Is offsetof of a union member always zero?

Question

Does C++ guarantee that offsetof(U, m) always returns zero for any union U and its member m or are there cases when it's non-zero?

union U {
  M m;
  ...
};

Answer 1

Yes, it's always zero. 6.8.2.4:

Two objects a and b are pointer-interconvertible if:
— they are the same object, or
— one is a union object and the other is a non-static data member of that object ([class.union]), or
— one is a standard-layout class object and the other is the first non-static data member of that object, or, if the object has no non-static data members, any base class subobject of that object ([class.mem]), or
— there exists an object c such that a and c are pointer-interconvertible, and c and b are pointer-interconvertible.
If two objects are pointer-interconvertible, then they have the same address, and it is possible to obtain a pointer to one from a pointer to the other via a reinterpret_­cast. [Note: An array object and its first element are not pointer-interconvertible, even though they have the same address. — end note]
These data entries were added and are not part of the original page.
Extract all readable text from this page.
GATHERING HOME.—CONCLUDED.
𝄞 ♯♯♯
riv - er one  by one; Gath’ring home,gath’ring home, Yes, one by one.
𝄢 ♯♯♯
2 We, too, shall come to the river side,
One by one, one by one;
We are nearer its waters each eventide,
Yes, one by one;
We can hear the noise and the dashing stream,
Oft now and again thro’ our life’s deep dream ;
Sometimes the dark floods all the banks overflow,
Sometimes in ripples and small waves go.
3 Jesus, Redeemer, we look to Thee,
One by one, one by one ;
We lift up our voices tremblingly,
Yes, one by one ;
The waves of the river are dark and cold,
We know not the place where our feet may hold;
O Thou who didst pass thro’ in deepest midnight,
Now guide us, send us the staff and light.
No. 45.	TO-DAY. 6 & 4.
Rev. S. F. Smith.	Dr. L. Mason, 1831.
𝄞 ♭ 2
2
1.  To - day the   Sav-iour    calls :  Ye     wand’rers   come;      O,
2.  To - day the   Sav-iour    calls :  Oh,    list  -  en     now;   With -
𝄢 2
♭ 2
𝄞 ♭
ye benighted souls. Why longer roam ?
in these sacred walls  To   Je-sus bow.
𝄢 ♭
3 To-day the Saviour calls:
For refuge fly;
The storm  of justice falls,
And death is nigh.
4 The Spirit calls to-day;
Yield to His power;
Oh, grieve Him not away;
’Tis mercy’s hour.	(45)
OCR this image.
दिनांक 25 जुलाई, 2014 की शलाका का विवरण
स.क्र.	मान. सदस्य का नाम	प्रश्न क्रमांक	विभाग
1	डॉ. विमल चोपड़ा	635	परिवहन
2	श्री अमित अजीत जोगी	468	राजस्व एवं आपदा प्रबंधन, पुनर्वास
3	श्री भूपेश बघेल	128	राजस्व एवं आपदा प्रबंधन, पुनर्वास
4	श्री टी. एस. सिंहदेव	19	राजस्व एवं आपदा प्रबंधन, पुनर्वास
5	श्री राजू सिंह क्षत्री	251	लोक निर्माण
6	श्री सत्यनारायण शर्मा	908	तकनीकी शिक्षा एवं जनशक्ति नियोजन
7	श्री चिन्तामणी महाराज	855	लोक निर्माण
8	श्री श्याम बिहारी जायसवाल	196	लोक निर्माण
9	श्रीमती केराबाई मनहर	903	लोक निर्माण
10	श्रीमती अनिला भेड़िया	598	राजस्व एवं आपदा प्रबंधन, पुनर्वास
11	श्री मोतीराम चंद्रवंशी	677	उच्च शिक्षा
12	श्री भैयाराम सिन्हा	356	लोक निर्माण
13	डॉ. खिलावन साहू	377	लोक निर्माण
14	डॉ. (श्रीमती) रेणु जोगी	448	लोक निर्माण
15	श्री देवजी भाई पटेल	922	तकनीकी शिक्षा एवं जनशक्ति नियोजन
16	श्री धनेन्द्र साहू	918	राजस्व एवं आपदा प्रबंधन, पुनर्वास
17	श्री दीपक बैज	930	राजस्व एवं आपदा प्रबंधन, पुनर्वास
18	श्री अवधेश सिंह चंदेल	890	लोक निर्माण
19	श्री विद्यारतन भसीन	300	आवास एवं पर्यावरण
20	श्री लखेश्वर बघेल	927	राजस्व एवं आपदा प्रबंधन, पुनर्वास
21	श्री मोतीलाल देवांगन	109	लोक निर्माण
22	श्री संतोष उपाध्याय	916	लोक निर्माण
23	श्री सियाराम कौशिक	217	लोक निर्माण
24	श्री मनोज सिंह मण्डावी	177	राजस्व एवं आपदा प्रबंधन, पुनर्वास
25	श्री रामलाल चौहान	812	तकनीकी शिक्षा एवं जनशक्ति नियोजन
Since they are pointer-interconvertible and share the same address, offsetof(U, m) should be zero.

Update:

If the union U is not standard-layout, it's conditionally-supported. 17.2.4.1:

The macro offsetof(type, member-designator) has the same semantics as the corresponding macro in the C standard library header <stddef.h>, but accepts a restricted set of type arguments in this document. Use of the offsetof macro with a type other than a standard-layout class ([class.prop]) is conditionally-supported.183 The expression offsetof(type, member-designator) is never type-dependent and it is value-dependent if and only if type is dependent. The result of applying the offsetof macro to a static data member or a function member is undefined. No operation invoked by the offsetof macro shall throw an exception and noexcept(offsetof(type, member-designator)) shall be true.

But once it be supported, the only result make sense is zero since they share the same address.

Answer 2

There is only a guarantee of this if your union is standard-layout:

[class.mem/26]: If a standard-layout class object has any non-static data members, its address is the same as the address of its first non-static data member if that member is not a bit-field. [..]

This is okay, because if it isn't standard-layout, you probably don't want to be using offsetof anyway:

[support.types.layout/1]: Use of the offsetof macro with a type other than a standard-layout class ([class.prop]) is conditionally-supported.

(It has undefined behaviour in C, and until C++17.)